Representante da ONU critica Bolsonaro e governo, constrangido, se cala

Jamil Chade

06/09/2019 13h53

Bachelet conversa com estudantes em universidade em Genebra. Foto: Jamil Chade

 

Em reunião em Nova Iorque, sub-secretário-geral das Nações Unidas, Andrew Gilmour, se disse "atordoado" com os comentários do brasileiro sobre a ditadura no Chile e a morte do pai da alta Comissária da ONU, Michelle Bachelet. 

 

GENEBRA – Representantes do governo se calaram diante das cobranças recebidas pelo governo por conta dos ataques feitos pelo presidente Jair Bolsonaro contra a alta comissária da ONU para Direitos Humanos, Michelle Bachelet. Um dos principais membros da cúpula das Nações Unidas afirmou que as declarações do brasileiro deixaram-no "atordoado".

O silêncio da delegação brasileira ocorreu durante uma sabatina realizada na ONU, nesta sexta-feira, para que cada um dos países que buscam uma vaga no Conselho de Direitos Humanos possam explicar sua agenda, valores e prioridades. O Brasil é um dos candidatos a um novo mandato no órgão internacional, numa eleição marcada para outubro.

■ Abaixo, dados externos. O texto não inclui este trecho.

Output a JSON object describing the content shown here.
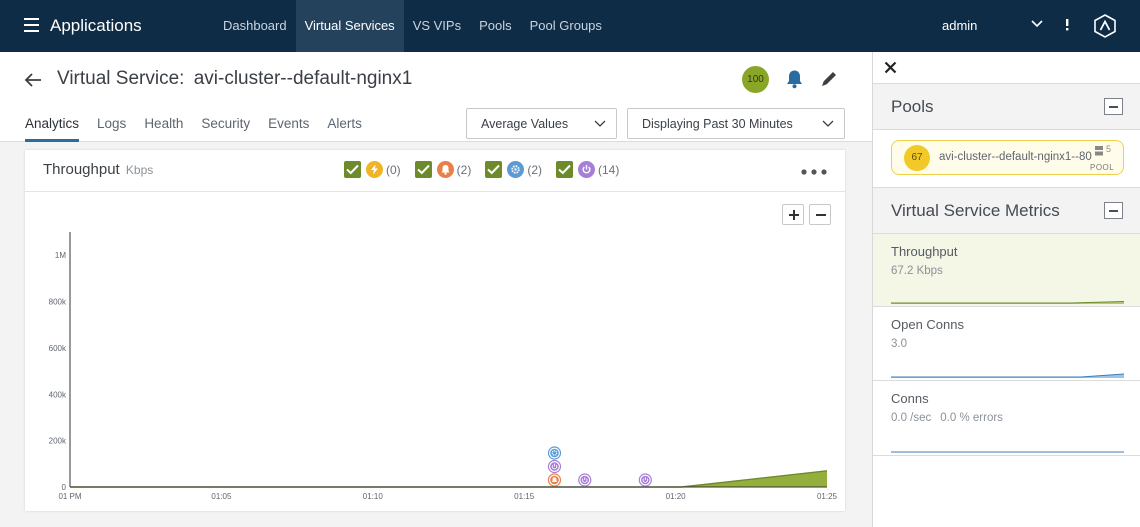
{
  "app": {
    "title": "Applications",
    "user": "admin",
    "nav": [
      "Dashboard",
      "Virtual Services",
      "VS VIPs",
      "Pools",
      "Pool Groups"
    ]
  },
  "header": {
    "title_prefix": "Virtual Service:",
    "vs_name": "avi-cluster--default-nginx1",
    "health_score": "100",
    "tabs": [
      "Analytics",
      "Logs",
      "Health",
      "Security",
      "Events",
      "Alerts"
    ],
    "values_select": "Average Values",
    "time_select": "Displaying Past 30 Minutes"
  },
  "chart_card": {
    "title": "Throughput",
    "unit": "Kbps",
    "legend": [
      {
        "icon": "lightning-icon",
        "color": "#f0b429",
        "count": "(0)"
      },
      {
        "icon": "bell-icon",
        "color": "#e8804a",
        "count": "(2)"
      },
      {
        "icon": "gear-icon",
        "color": "#5b9bd5",
        "count": "(2)"
      },
      {
        "icon": "power-icon",
        "color": "#a77fd6",
        "count": "(14)"
      }
    ]
  },
  "chart_data": {
    "type": "area",
    "y_ticks": [
      "0",
      "200k",
      "400k",
      "600k",
      "800k",
      "1M"
    ],
    "x_ticks": [
      "01 PM",
      "01:05",
      "01:10",
      "01:15",
      "01:20",
      "01:25"
    ],
    "ylim": [
      0,
      1100000
    ],
    "x_minutes": [
      0,
      19,
      20.2,
      25
    ],
    "values": [
      0,
      0,
      0,
      70000
    ],
    "series_color": "#8aa628",
    "events": [
      {
        "type": "bell",
        "minute": 16.0,
        "stack": 0,
        "color": "#e8804a"
      },
      {
        "type": "power",
        "minute": 16.0,
        "stack": 1,
        "color": "#a77fd6"
      },
      {
        "type": "gear",
        "minute": 16.0,
        "stack": 2,
        "color": "#5b9bd5"
      },
      {
        "type": "power",
        "minute": 17.0,
        "stack": 0,
        "color": "#a77fd6"
      },
      {
        "type": "power",
        "minute": 19.0,
        "stack": 0,
        "color": "#a77fd6"
      }
    ]
  },
  "panel": {
    "pools_title": "Pools",
    "pool": {
      "score": "67",
      "name": "avi-cluster--default-nginx1--80",
      "label": "POOL",
      "count": "5"
    },
    "metrics_title": "Virtual Service Metrics",
    "metrics": [
      {
        "name": "Throughput",
        "value": "67.2 Kbps"
      },
      {
        "name": "Open Conns",
        "value": "3.0"
      },
      {
        "name": "Conns",
        "value": "0.0 /sec",
        "errors": "0.0 % errors"
      }
    ]
  }
}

O constrangimento escancarou a crise diplomática aberta por Bolsonaro, num momento em que o Brasil precisa provar ao mundo seu compromisso com os direitos humanos. Ignorando Mauro Vieira, o embaixador do Brasil na ONU, um ex-chanceler de Dilma Rousseff, o governo optou por enviar ao evento um representante do Ministério de Direitos Humanos e crítico da Lei Maria da Penha.

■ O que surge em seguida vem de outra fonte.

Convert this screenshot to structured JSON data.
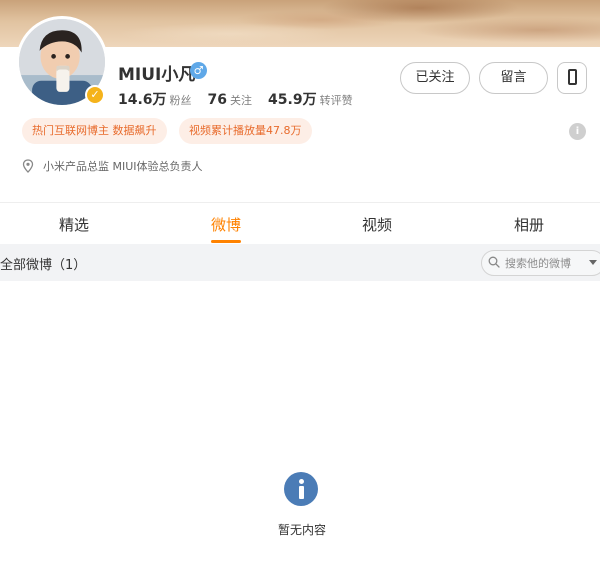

Nesta semana, a ex-presidente chilena respondeu a uma pergunta do UOL numa coletiva de imprensa em Genebra e indicou que estava preocupada com a violência policial, com a redução do espaço democrático e com a tentativa de negar os regimes ditatoriais do passado.

Bolsonaro retrucou fazendo uma apologia a Augusto Pinochet e citando como o regime ditatorial evitou o comunismo, colocando um fim à Esquerda. Ao atacar Bachelet, o presidente brasileiro causou um choque internacional ao citar o pai da alta comissária, Alberto Bachelet, assassinado pelo regime de Pinochet.

Nesta sexta-feira, porém, o constrangimento do Brasil era evidente. Durante a sabatina, a delegação brasileira foi alvo de uma pergunta realizada pela entidade Conectas.

A ong questionou o que o Brasil faria para garantir uma relação positiva do governo com o Escritório de Direitos Humanos da ONU diante dos recentes ataques de Bolsonaro contra a alta comissária.

Antes de passar a palavra para a delegação brasileira, o moderador do encontro e sub-secretário-geral da ONU para Direitos Humanos, Andrew Gilmour, também aproveitou o momento para criticar duramente a postura de Bolsonaro.

"Eu preciso dizer que eu também fiquei atordoado com os ataques por parte do presidente Bolsonaro contra a alta comissária e ao seu pai que foi torturado e morto", disse. Apesar de curta, a frase deixou claro o profundo impacto que o comportamento do presidente teve dentro da ONU. Tradicionalmente, sub-secretários e membros da entidade evitam criticar chefes-de-estado.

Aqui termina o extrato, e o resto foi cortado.